Tuesday, April 02, 2013

Building a Lisp Interpreter from Scratch -- Part 1: Syntax and Parsing

(This is Part 1 of a series of posts on pLisp)

OK, first things first. Before we can start interpreting our lisp code, we need to parse it. Conventional wisdom says that we don't need to use tools like Flex and Bison for this, since Lisp syntax is simplicity itself, and we can roll out our own parsing and scanning functionality. We're not bowing to conventional wisdom; at least I didn't, so Flex and Bison it is. I can hear somebody in the back benches muttering "so much for the 'from scratch' bit": I assure you, this is the only place where we don't roll out our own (actually there are two other pieces of functionality where we make use of third party code, but those are orthogonal to or not directly related what we're trying to achieve, so they don't count. Sue me).

The tokens we're interested in are:
  • Symbols (abc, x, ...)
  • Integers
  • Floating point numbers
  • String literals ("Hello world")
  • Character literals (#\a)
  • Left and right parentheses
  • Quote
  • Back quote
  • Comma
  • Comma-At
Inquiring minds can now mosey over to GitHub for a look at plisp.lex.

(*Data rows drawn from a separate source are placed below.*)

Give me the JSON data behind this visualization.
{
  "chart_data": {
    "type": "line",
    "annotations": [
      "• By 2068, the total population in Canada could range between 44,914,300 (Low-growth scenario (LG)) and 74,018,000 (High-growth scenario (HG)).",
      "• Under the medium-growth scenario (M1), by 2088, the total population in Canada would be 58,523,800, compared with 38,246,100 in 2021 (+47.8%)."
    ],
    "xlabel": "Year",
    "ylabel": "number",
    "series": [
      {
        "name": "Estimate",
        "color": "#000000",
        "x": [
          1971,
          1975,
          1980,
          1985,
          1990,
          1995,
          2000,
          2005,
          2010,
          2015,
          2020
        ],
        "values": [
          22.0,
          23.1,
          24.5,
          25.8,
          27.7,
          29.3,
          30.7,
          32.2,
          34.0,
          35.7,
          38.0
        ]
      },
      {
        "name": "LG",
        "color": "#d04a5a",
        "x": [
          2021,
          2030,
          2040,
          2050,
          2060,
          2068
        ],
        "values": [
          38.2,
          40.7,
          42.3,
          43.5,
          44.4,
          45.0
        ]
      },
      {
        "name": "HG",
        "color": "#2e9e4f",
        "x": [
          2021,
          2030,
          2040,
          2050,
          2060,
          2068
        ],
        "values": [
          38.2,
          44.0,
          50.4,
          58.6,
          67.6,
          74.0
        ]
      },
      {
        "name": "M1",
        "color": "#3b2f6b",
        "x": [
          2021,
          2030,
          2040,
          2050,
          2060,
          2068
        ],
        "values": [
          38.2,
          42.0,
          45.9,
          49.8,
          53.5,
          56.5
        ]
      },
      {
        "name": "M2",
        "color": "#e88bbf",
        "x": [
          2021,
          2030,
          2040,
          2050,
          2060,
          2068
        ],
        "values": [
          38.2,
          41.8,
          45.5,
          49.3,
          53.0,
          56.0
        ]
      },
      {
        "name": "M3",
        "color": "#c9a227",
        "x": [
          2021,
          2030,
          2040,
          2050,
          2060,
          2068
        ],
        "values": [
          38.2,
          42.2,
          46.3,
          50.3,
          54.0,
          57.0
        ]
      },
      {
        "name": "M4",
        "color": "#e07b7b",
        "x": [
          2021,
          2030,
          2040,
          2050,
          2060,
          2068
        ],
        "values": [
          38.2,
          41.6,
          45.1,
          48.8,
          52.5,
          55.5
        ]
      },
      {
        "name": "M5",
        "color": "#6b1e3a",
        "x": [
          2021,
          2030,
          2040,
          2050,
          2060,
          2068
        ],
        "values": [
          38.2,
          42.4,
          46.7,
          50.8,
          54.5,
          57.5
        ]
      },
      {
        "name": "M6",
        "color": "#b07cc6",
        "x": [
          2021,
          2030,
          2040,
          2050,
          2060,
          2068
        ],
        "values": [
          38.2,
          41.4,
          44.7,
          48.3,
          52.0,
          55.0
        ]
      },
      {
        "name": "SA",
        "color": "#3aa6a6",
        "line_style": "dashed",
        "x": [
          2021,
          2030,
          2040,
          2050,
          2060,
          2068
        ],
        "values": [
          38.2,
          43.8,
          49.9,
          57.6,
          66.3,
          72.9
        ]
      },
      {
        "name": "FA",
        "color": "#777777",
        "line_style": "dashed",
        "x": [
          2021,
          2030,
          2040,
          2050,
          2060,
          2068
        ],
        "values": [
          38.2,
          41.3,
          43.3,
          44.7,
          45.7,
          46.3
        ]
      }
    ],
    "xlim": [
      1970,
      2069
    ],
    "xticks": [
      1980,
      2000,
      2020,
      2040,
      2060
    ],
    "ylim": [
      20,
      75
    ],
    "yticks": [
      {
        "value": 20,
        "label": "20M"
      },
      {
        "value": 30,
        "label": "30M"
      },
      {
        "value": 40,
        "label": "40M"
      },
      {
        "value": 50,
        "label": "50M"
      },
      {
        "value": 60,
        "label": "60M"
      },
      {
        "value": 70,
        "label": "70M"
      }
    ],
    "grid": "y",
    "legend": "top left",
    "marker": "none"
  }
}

In addition to these, we also handle single- and multi-line comments, ignore white spaces and arrow key presses.

A Lisp form begins and ends with parentheses. When all the currently open parentheses are closed, it means the interpreter has something to start interpreting. Needless to say, if you pass the interpreter a parenthesis-less form, i.e., a symbol, a literal or a number constant, this will also be interpreted.

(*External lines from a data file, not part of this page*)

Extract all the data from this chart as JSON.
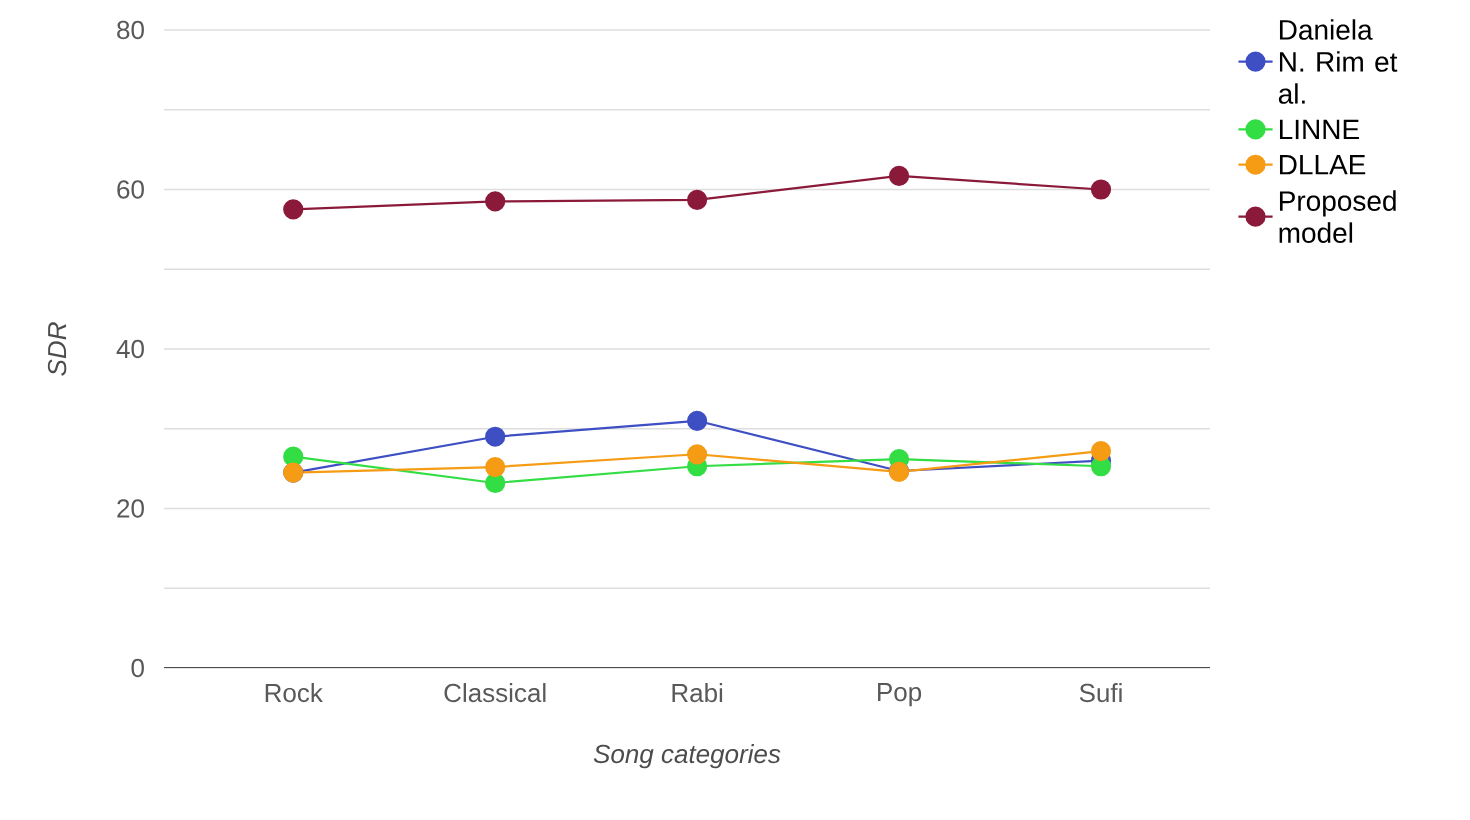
{
  "chart_data": {
    "type": "line",
    "xlabel": "Song categories",
    "ylabel": "SDR",
    "categories": [
      "Rock",
      "Classical",
      "Rabi",
      "Pop",
      "Sufi"
    ],
    "series": [
      {
        "name": "Daniela N. Rim et al.",
        "color": "#3e4fc4",
        "values": [
          24.5,
          29,
          31,
          24.7,
          26
        ]
      },
      {
        "name": "LINNE",
        "color": "#33dd44",
        "values": [
          26.5,
          23.2,
          25.3,
          26.2,
          25.3
        ]
      },
      {
        "name": "DLLAE",
        "color": "#f59b14",
        "values": [
          24.5,
          25.2,
          26.8,
          24.6,
          27.2
        ]
      },
      {
        "name": "Proposed model",
        "color": "#8b1a3a",
        "values": [
          57.5,
          58.5,
          58.7,
          61.7,
          60
        ]
      }
    ],
    "ylim": [
      0,
      80
    ],
    "yticks": [
      0,
      {
        "value": 10,
        "label": null
      },
      20,
      {
        "value": 30,
        "label": null
      },
      40,
      {
        "value": 50,
        "label": null
      },
      60,
      {
        "value": 70,
        "label": null
      },
      80
    ],
    "grid": "y",
    "legend": "top right",
    "marker": "circle",
    "line_style": "solid"
  }
}
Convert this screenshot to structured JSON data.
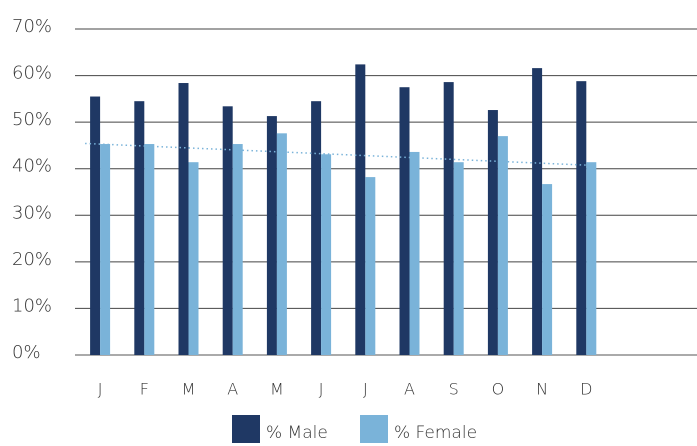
{
  "chart_data": {
    "type": "bar",
    "categories": [
      "J",
      "F",
      "M",
      "A",
      "M",
      "J",
      "J",
      "A",
      "S",
      "O",
      "N",
      "D"
    ],
    "series": [
      {
        "name": "% Male",
        "color": "#1f3864",
        "values": [
          55.5,
          54.5,
          58.4,
          53.4,
          51.3,
          54.5,
          62.4,
          57.5,
          58.6,
          52.6,
          61.6,
          58.8
        ]
      },
      {
        "name": "% Female",
        "color": "#7ab3d9",
        "values": [
          45.3,
          45.3,
          41.4,
          45.3,
          47.6,
          43.1,
          38.2,
          43.6,
          41.4,
          47.0,
          36.7,
          41.4
        ],
        "trendline": true
      }
    ],
    "ylim": [
      0,
      70
    ],
    "yticks": [
      {
        "value": 0,
        "label": "0%"
      },
      {
        "value": 10,
        "label": "10%"
      },
      {
        "value": 20,
        "label": "20%"
      },
      {
        "value": 30,
        "label": "30%"
      },
      {
        "value": 40,
        "label": "40%"
      },
      {
        "value": 50,
        "label": "50%"
      },
      {
        "value": 60,
        "label": "60%"
      },
      {
        "value": 70,
        "label": "70%"
      }
    ],
    "grid": true,
    "legend": "bottom"
  }
}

Before we feed the interpreter the form in a, well, form suitable for interpretation, we need to discern its structure. This structure is represented by a typedef (oh, by the way, now would be as good a time as any to mention this: we're doing the whole thing in C):

typedef struct expression
{
  int type;
  char *package_name;
  char *atom_value;
  int integer_value;
  float float_value;
  char char_value;
  int nof_elements;
  struct expression **elements;
} expression_t;

The type member indicates what is the type of the expression, captured in these #define's:

#define SYMBOL 1
#define LIST 2
#define INTEGER 3
#define STRING_LITERAL 4
#define CHARACTER 5
#define FLOAT 6

(Source)

The rest of the fields store the value of the expression, depending on its type (e.g. atom_value will be for the case where the expression is a symbol, char_value for when it is a single character, and so on). The elements member stores the elements in case the expression is a list. An added wrinkle is the package name, to handle cases where the symbol name is preceded by the package name, as in 'math:power').

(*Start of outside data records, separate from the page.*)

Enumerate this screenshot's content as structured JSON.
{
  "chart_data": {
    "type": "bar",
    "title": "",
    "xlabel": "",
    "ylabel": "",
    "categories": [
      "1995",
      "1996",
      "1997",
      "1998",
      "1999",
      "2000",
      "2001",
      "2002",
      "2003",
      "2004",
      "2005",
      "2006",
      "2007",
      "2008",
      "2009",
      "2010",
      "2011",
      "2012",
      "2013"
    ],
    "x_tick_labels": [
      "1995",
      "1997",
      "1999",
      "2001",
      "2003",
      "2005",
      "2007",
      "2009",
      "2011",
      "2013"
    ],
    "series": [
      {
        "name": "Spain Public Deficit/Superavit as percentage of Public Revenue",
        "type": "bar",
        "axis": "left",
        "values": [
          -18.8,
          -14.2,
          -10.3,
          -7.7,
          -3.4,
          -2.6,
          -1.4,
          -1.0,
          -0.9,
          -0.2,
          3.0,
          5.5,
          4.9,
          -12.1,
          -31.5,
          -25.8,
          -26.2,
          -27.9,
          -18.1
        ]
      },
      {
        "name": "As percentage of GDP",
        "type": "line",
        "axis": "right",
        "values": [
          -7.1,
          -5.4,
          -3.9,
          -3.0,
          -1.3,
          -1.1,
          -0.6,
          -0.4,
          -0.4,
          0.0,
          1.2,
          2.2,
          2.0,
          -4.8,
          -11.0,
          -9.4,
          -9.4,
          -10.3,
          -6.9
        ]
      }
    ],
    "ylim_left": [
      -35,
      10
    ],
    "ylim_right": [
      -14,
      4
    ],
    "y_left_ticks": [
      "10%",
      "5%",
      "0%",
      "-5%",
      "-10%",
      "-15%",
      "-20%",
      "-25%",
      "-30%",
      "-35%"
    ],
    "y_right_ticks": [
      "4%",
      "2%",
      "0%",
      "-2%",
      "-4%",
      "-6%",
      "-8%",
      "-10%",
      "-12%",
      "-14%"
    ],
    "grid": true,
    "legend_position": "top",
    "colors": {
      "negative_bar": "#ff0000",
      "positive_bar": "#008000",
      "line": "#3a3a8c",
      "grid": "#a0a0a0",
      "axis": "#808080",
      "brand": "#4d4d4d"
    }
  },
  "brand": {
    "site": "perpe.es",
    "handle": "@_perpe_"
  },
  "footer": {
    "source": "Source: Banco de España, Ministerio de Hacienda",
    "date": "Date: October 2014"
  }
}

The conversion of the token stream into an expression_t structure is done in plisp.y, the scanner. The distilled logic is as below:

expression: atom | list;
atom: integer | float | string_literal | character_literal | symbol;
list: expressions_in_parens | quoted_expression | backquoted_expression | comma_expression | comma_at_expression;
expressions_in_parens: left_paren expressions right_parens;
quoted_expression: quote expression;
backquoted_expression: backquote expression;
comma_expression: comma expression;
comma_at_expression: comma_at expression;
expressions: /* empty */ | expressions expression;

On a side note, by suitable manipulation of the yyin variable, we can feed the interpreter input from stdin, or from a file of our choosing (e.g. to load the pLisp library).

Once yyparse() has had its way with the input, the interpreter is all set to begin. But we'll delay things a bit more, for a very good reason: in Lisp, code and data are the same (the fancy word for this is homoiconicity), so we get a lot of bang for our buck if we convert an expression_t object to a pLisp object (denoted by OBJECT_PTR) before giving the interpreter the go-ahead. The pLisp object model is the subject of another post.